Denys Isaichenko 🧘

[LF] Causality

This is a series of notes on topics related to Local-First software.

Problem: Ordering events in a distributed system is challenging due to potential message reordering in the network. This can lead to confusing situations where a reply is received before the original message.

Example: User C receives reply m2 before the initial message m1, making it seem like B predicted A’s statement. This can cause issues, especially with ordered operations like database updates.

Naive Approach (Timestamps): Attaching timestamps from local clocks to messages seems like a solution, but clock synchronization (even with NTP) has limitations and residual skew. This can lead to incorrect ordering based on timestamps.
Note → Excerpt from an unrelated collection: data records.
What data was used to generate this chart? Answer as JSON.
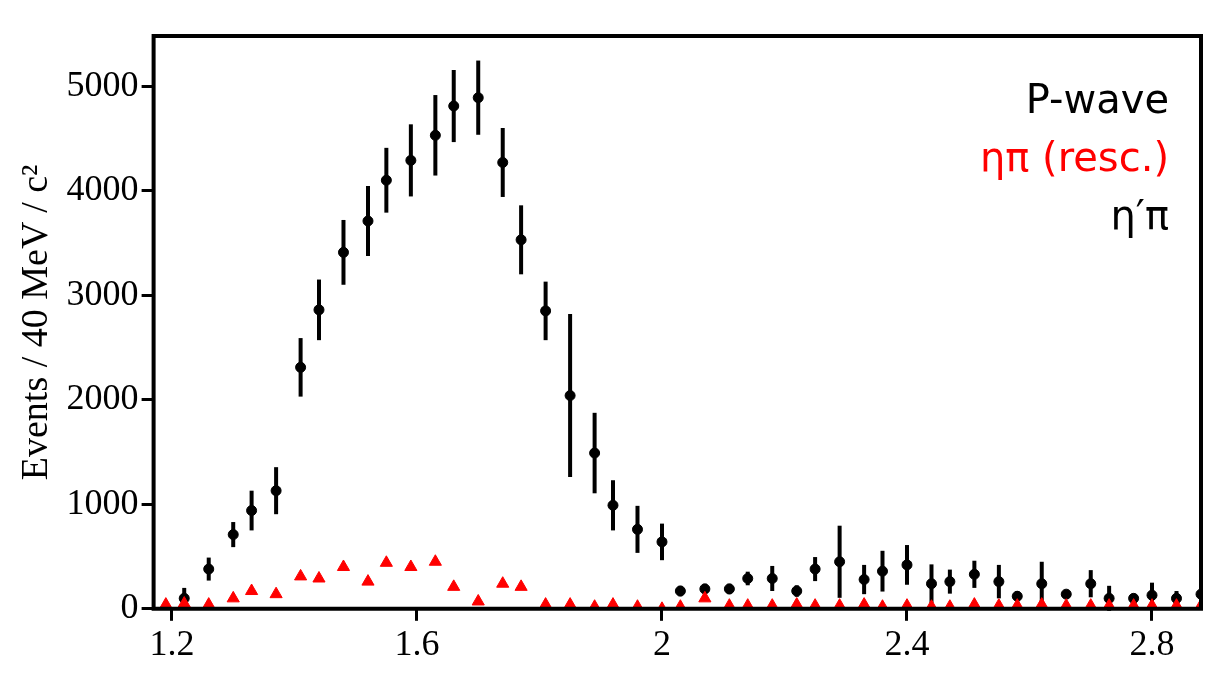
{
  "chart_data": {
    "type": "scatter",
    "ylabel": "Events / 40 MeV / c²",
    "legend_title": "P-wave",
    "legend": "top right",
    "grid": false,
    "xlim": [
      1.17,
      2.88
    ],
    "xticks": [
      1.2,
      1.6,
      2,
      2.4,
      2.8
    ],
    "ylim": [
      0,
      5480
    ],
    "yticks": [
      0,
      1000,
      2000,
      3000,
      4000,
      5000
    ],
    "series": [
      {
        "name": "ηπ (resc.)",
        "color": "#ff0000",
        "marker": "triangle",
        "x": [
          1.19,
          1.22,
          1.26,
          1.3,
          1.33,
          1.37,
          1.41,
          1.44,
          1.48,
          1.52,
          1.55,
          1.59,
          1.63,
          1.66,
          1.7,
          1.74,
          1.77,
          1.81,
          1.85,
          1.89,
          1.92,
          1.96,
          2.0,
          2.03,
          2.07,
          2.11,
          2.14,
          2.18,
          2.22,
          2.25,
          2.29,
          2.33,
          2.36,
          2.4,
          2.44,
          2.47,
          2.51,
          2.55,
          2.58,
          2.62,
          2.66,
          2.7,
          2.73,
          2.77,
          2.8,
          2.84,
          2.88
        ],
        "values": [
          40,
          50,
          40,
          100,
          170,
          140,
          310,
          290,
          400,
          260,
          440,
          400,
          450,
          210,
          70,
          240,
          210,
          40,
          40,
          20,
          40,
          20,
          0,
          20,
          100,
          30,
          30,
          30,
          40,
          30,
          30,
          40,
          20,
          30,
          20,
          20,
          40,
          30,
          30,
          40,
          30,
          30,
          30,
          30,
          30,
          30,
          30
        ]
      },
      {
        "name": "η′π",
        "color": "#000000",
        "marker": "circle",
        "x": [
          1.22,
          1.26,
          1.3,
          1.33,
          1.37,
          1.41,
          1.44,
          1.48,
          1.52,
          1.55,
          1.59,
          1.63,
          1.66,
          1.7,
          1.74,
          1.77,
          1.81,
          1.85,
          1.89,
          1.92,
          1.96,
          2.0,
          2.03,
          2.07,
          2.11,
          2.14,
          2.18,
          2.22,
          2.25,
          2.29,
          2.33,
          2.36,
          2.4,
          2.44,
          2.47,
          2.51,
          2.55,
          2.58,
          2.62,
          2.66,
          2.7,
          2.73,
          2.77,
          2.8,
          2.84,
          2.88
        ],
        "values": [
          100,
          380,
          710,
          940,
          1130,
          2310,
          2860,
          3410,
          3710,
          4100,
          4290,
          4530,
          4810,
          4890,
          4270,
          3530,
          2850,
          2040,
          1490,
          990,
          760,
          640,
          170,
          190,
          190,
          290,
          290,
          170,
          380,
          450,
          280,
          360,
          420,
          240,
          260,
          330,
          260,
          120,
          240,
          140,
          240,
          100,
          100,
          130,
          100,
          140
        ],
        "errors": [
          100,
          110,
          120,
          190,
          225,
          280,
          290,
          310,
          335,
          310,
          345,
          385,
          345,
          355,
          330,
          330,
          280,
          780,
          385,
          240,
          225,
          175,
          50,
          50,
          50,
          65,
          120,
          55,
          115,
          345,
          140,
          195,
          190,
          185,
          115,
          130,
          160,
          50,
          210,
          40,
          130,
          120,
          40,
          120,
          70,
          60
        ]
      }
    ]
  }
}
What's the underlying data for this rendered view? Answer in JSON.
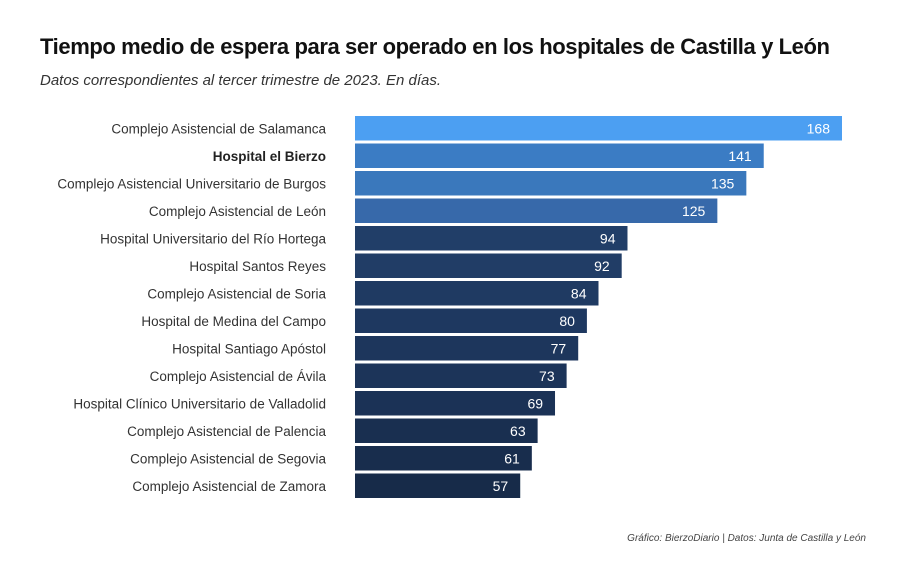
{
  "title": "Tiempo medio de espera para ser operado en los hospitales de Castilla y León",
  "subtitle": "Datos correspondientes al tercer trimestre de 2023. En días.",
  "caption": "Gráfico: BierzoDiario | Datos: Junta de Castilla y León",
  "chart_data": {
    "type": "bar",
    "orientation": "horizontal",
    "title": "Tiempo medio de espera para ser operado en los hospitales de Castilla y León",
    "subtitle": "Datos correspondientes al tercer trimestre de 2023. En días.",
    "xlabel": "",
    "ylabel": "",
    "grid": false,
    "legend": "none",
    "xlim": [
      0,
      168
    ],
    "highlighted_category": "Hospital el Bierzo",
    "categories": [
      "Complejo Asistencial de Salamanca",
      "Hospital el Bierzo",
      "Complejo Asistencial Universitario de Burgos",
      "Complejo Asistencial de León",
      "Hospital Universitario del Río Hortega",
      "Hospital Santos Reyes",
      "Complejo Asistencial de Soria",
      "Hospital de Medina del Campo",
      "Hospital Santiago Apóstol",
      "Complejo Asistencial de Ávila",
      "Hospital Clínico Universitario de Valladolid",
      "Complejo Asistencial de Palencia",
      "Complejo Asistencial de Segovia",
      "Complejo Asistencial de Zamora"
    ],
    "values": [
      168,
      141,
      135,
      125,
      94,
      92,
      84,
      80,
      77,
      73,
      69,
      63,
      61,
      57
    ],
    "colors": [
      "#4c9ff2",
      "#3b7cc4",
      "#3a78bc",
      "#3769aa",
      "#213e68",
      "#213d66",
      "#1f3a62",
      "#1e3860",
      "#1d365c",
      "#1c3459",
      "#1b3256",
      "#192f50",
      "#182d4d",
      "#172b49"
    ]
  }
}
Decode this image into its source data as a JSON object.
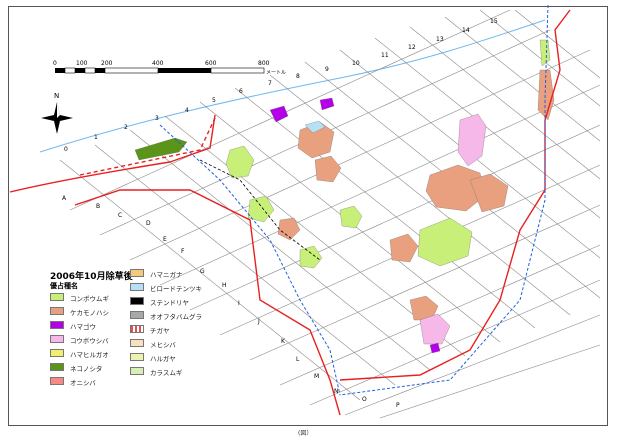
{
  "legend": {
    "title": "2006年10月除草後",
    "subtitle": "優占種名",
    "items": [
      {
        "label": "コンポウムギ",
        "color": "#c8ef78"
      },
      {
        "label": "ケカモノハシ",
        "color": "#e8a07e"
      },
      {
        "label": "ハマゴウ",
        "color": "#b400e8"
      },
      {
        "label": "コウボウシバ",
        "color": "#f5b8e8"
      },
      {
        "label": "ハマヒルガオ",
        "color": "#f0ef70"
      },
      {
        "label": "ネコノシタ",
        "color": "#5a9418"
      },
      {
        "label": "オニシバ",
        "color": "#f88a86"
      },
      {
        "label": "ハマニガナ",
        "color": "#f5c880"
      },
      {
        "label": "ビロードテンツキ",
        "color": "#b8e0f5"
      },
      {
        "label": "ステンドリヤ",
        "color": "#000000"
      },
      {
        "label": "オオフタバムグラ",
        "color": "#a8a8a8"
      },
      {
        "label": "チガヤ",
        "color": "#e05050"
      },
      {
        "label": "メヒシバ",
        "color": "#f8e0c0"
      },
      {
        "label": "ハルガヤ",
        "color": "#f0f0b0"
      },
      {
        "label": "カラスムギ",
        "color": "#d8f0b8"
      }
    ]
  },
  "scale": {
    "labels": [
      "0",
      "100",
      "200",
      "400",
      "600",
      "800"
    ],
    "unit": "メートル"
  },
  "north_label": "N",
  "grid_numbers": [
    "0",
    "1",
    "2",
    "3",
    "4",
    "5",
    "6",
    "7",
    "8",
    "9",
    "10",
    "11",
    "12",
    "13",
    "14",
    "15"
  ],
  "grid_letters": [
    "A",
    "B",
    "C",
    "D",
    "E",
    "F",
    "G",
    "H",
    "I",
    "J",
    "K",
    "L",
    "M",
    "N",
    "O",
    "P"
  ],
  "colors": {
    "boundary": "#e82020",
    "route": "#2060e0",
    "grid": "#888888",
    "shoreline": "#70b8f0"
  },
  "bottom_text": "(図）"
}
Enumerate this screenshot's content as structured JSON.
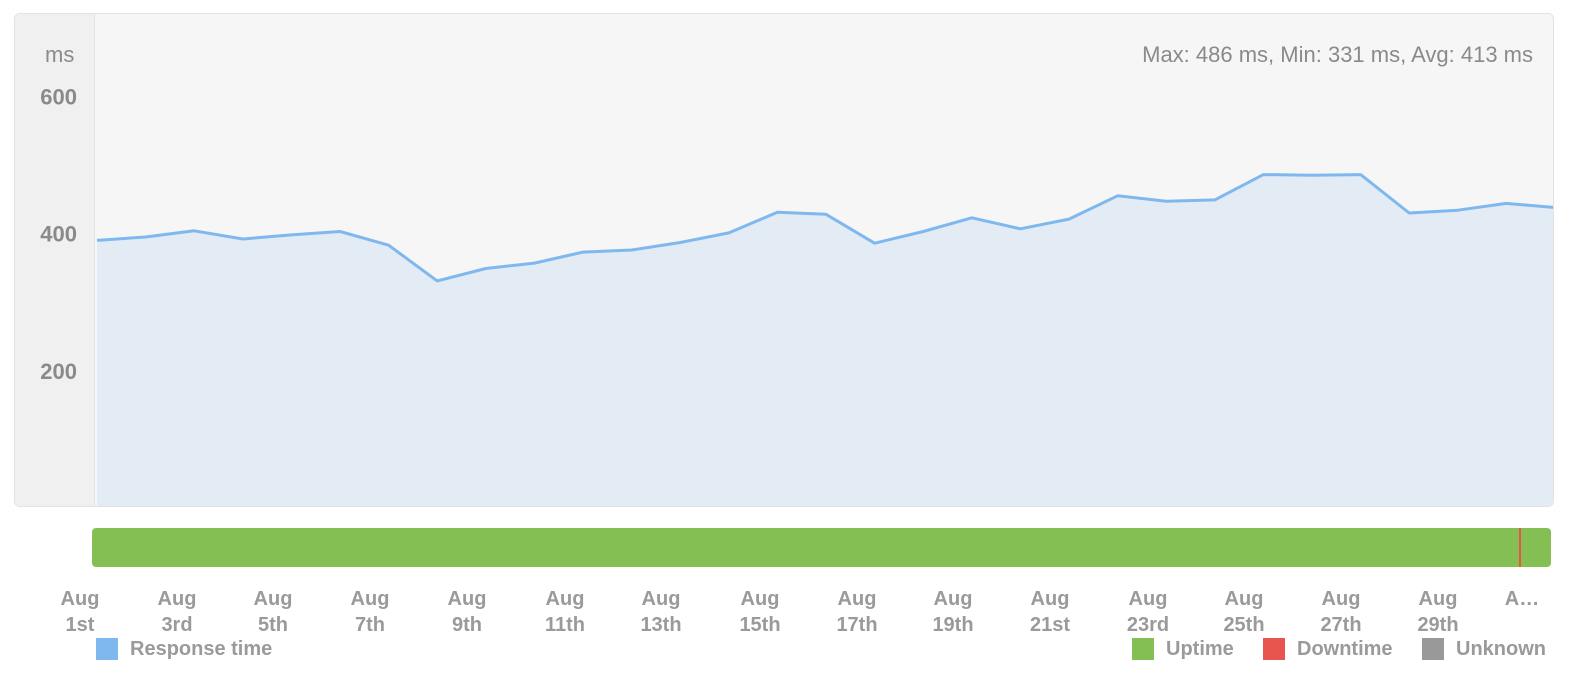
{
  "chart_data": {
    "type": "area",
    "ylabel": "ms",
    "stats_text": "Max: 486 ms, Min: 331 ms, Avg: 413 ms",
    "ylim": [
      0,
      720
    ],
    "y_ticks": [
      200,
      400,
      600
    ],
    "x": [
      "Aug 1",
      "Aug 2",
      "Aug 3",
      "Aug 4",
      "Aug 5",
      "Aug 6",
      "Aug 7",
      "Aug 8",
      "Aug 9",
      "Aug 10",
      "Aug 11",
      "Aug 12",
      "Aug 13",
      "Aug 14",
      "Aug 15",
      "Aug 16",
      "Aug 17",
      "Aug 18",
      "Aug 19",
      "Aug 20",
      "Aug 21",
      "Aug 22",
      "Aug 23",
      "Aug 24",
      "Aug 25",
      "Aug 26",
      "Aug 27",
      "Aug 28",
      "Aug 29",
      "Aug 30",
      "Aug 31"
    ],
    "series": [
      {
        "name": "Response time",
        "color": "#7fb8ef",
        "fill": "#e3ecf5",
        "values": [
          390,
          395,
          404,
          392,
          398,
          403,
          383,
          331,
          349,
          357,
          373,
          376,
          387,
          401,
          431,
          428,
          386,
          403,
          423,
          407,
          421,
          455,
          447,
          449,
          486,
          485,
          486,
          430,
          434,
          444,
          438
        ]
      }
    ],
    "x_tick_labels": [
      [
        "Aug",
        "1st"
      ],
      [
        "Aug",
        "3rd"
      ],
      [
        "Aug",
        "5th"
      ],
      [
        "Aug",
        "7th"
      ],
      [
        "Aug",
        "9th"
      ],
      [
        "Aug",
        "11th"
      ],
      [
        "Aug",
        "13th"
      ],
      [
        "Aug",
        "15th"
      ],
      [
        "Aug",
        "17th"
      ],
      [
        "Aug",
        "19th"
      ],
      [
        "Aug",
        "21st"
      ],
      [
        "Aug",
        "23rd"
      ],
      [
        "Aug",
        "25th"
      ],
      [
        "Aug",
        "27th"
      ],
      [
        "Aug",
        "29th"
      ],
      [
        "A…",
        ""
      ]
    ],
    "status_bar": {
      "uptime_color": "#84bf53",
      "downtime_color": "#e8554e",
      "downtime_events": [
        "Aug 31"
      ]
    },
    "legend": {
      "response_time": {
        "label": "Response time",
        "color": "#7fb8ef"
      },
      "uptime": {
        "label": "Uptime",
        "color": "#84bf53"
      },
      "downtime": {
        "label": "Downtime",
        "color": "#e8554e"
      },
      "unknown": {
        "label": "Unknown",
        "color": "#999999"
      }
    }
  }
}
Happens-Before Relation: A formal way to define the “correct” order of events, capturing causality. Assumes each node has a single thread of execution with a strict local order.

Definition of Happens-Before (a → b):

  1. Local Order: If events a and b occur at the same node and a happens before b in that node’s execution.
  2. Message Passing: If event a is sending a message m, and event b is the receipt of the same message m (assuming unique messages).
  3. Transitivity: If there exists an event c such that a → c and c → b.

Partial Order: The happens-before relation is a partial order, meaning that for some events a and b, neither a → b nor b → a might be true.

Concurrency (a || b): If neither a → b nor b → a, then events a and b are considered concurrent, implying no causal dependency through message exchange.

Causality:

Causal Order: A strict total order on events is a causal order if (a → b) ⇒ (a ≺ b).